Moreover, we observed that increasing the number of clusters beyond an optimal threshold does not necessarily improve segmentation accuracy. Instead, excessive clustering introduces redundancy, particularly in lipid-rich regions and the outer membrane. This finding suggests that the choice of both an appropriate distance metric and an optimal cluster number is crucial for obtaining biologically interpretable results in Raman-based cell imaging.

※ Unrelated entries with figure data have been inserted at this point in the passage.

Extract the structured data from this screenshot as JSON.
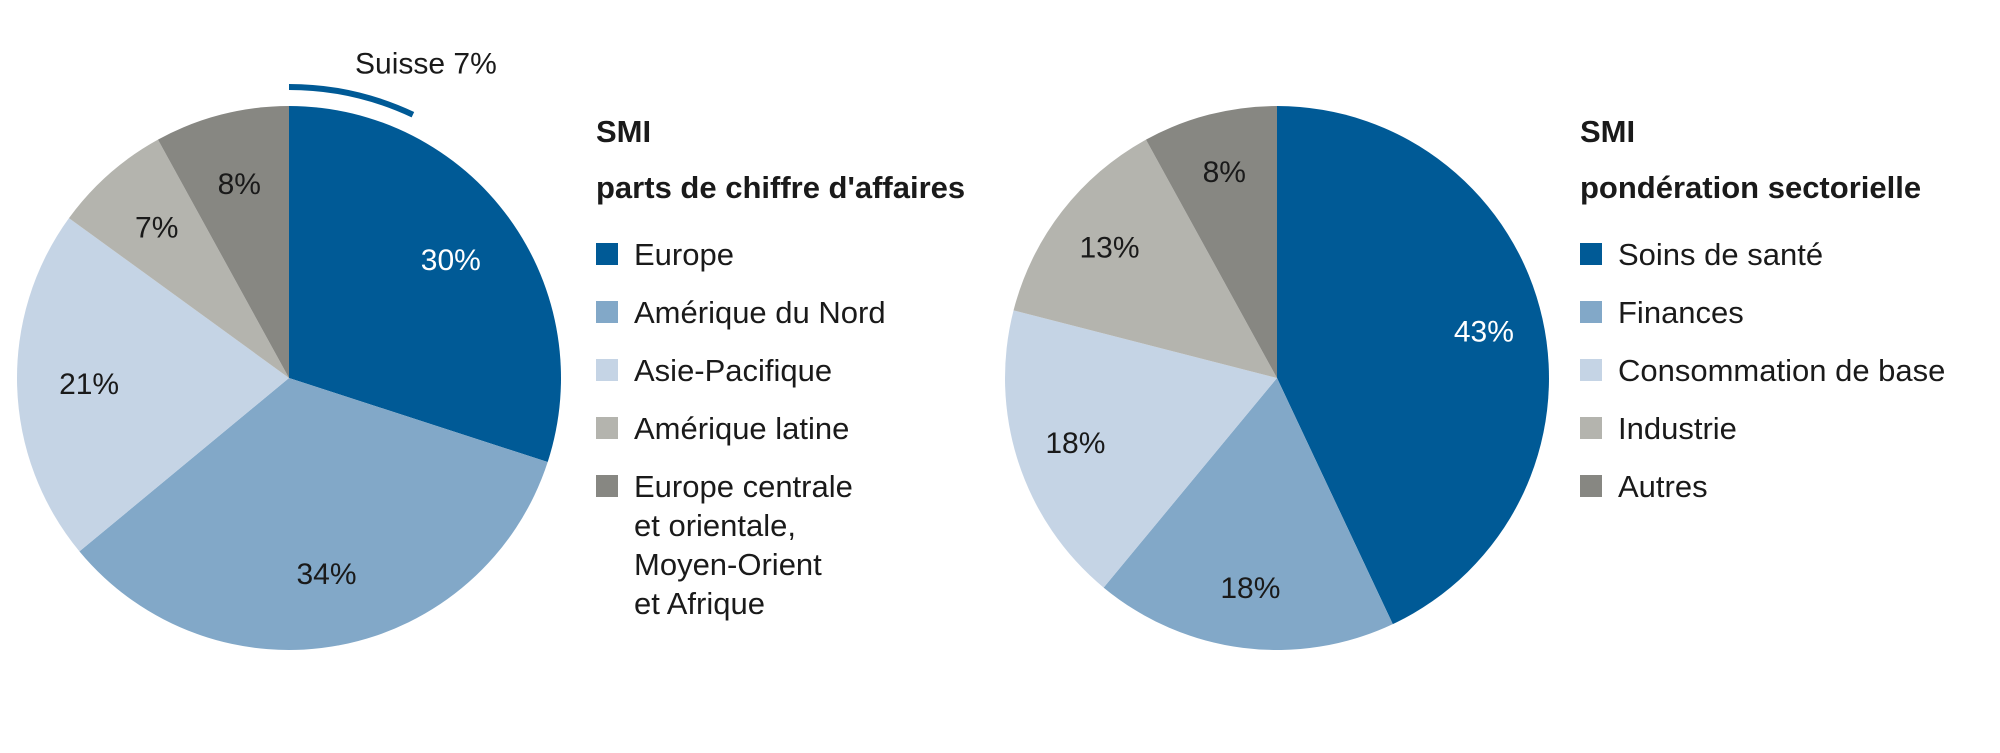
{
  "colors": {
    "dark_blue": "#005A96",
    "medium_blue": "#82A8C8",
    "light_blue": "#C5D4E5",
    "light_gray": "#B4B4AE",
    "dark_gray": "#878782"
  },
  "chart_data": [
    {
      "type": "pie",
      "title": "SMI",
      "subtitle": "parts de chiffre d'affaires",
      "categories": [
        "Europe",
        "Amérique du Nord",
        "Asie-Pacifique",
        "Amérique latine",
        "Europe centrale\net orientale,\nMoyen-Orient\net Afrique"
      ],
      "values": [
        30,
        34,
        21,
        7,
        8
      ],
      "labels": [
        "30%",
        "34%",
        "21%",
        "7%",
        "8%"
      ],
      "colors": [
        "#005A96",
        "#82A8C8",
        "#C5D4E5",
        "#B4B4AE",
        "#878782"
      ],
      "annotation": {
        "text": "Suisse 7%",
        "value": 7
      }
    },
    {
      "type": "pie",
      "title": "SMI",
      "subtitle": "pondération sectorielle",
      "categories": [
        "Soins de santé",
        "Finances",
        "Consommation de base",
        "Industrie",
        "Autres"
      ],
      "values": [
        43,
        18,
        18,
        13,
        8
      ],
      "labels": [
        "43%",
        "18%",
        "18%",
        "13%",
        "8%"
      ],
      "colors": [
        "#005A96",
        "#82A8C8",
        "#C5D4E5",
        "#B4B4AE",
        "#878782"
      ]
    }
  ]
}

Overall, the implementation of asymmetric metric distances in K-means clustering represents a promising approach for cellular analysis through Raman microimaging. By providing a flexible and tunable metric, this method enhances spectral biochemical differentiation while preserving a more regular shape of cellular subregions. Future work may explore the extension of this approach to other spectral imaging techniques and its potential integration with advanced machine learning techniques for automated biochemical characterization of cells. Additionally, further research could investigate the application of asymmetric metrics in other clustering techniques or mathematical frameworks where distance metrics play a critical role, such as hierarchical clustering, graph-based segmentation, or manifold learning.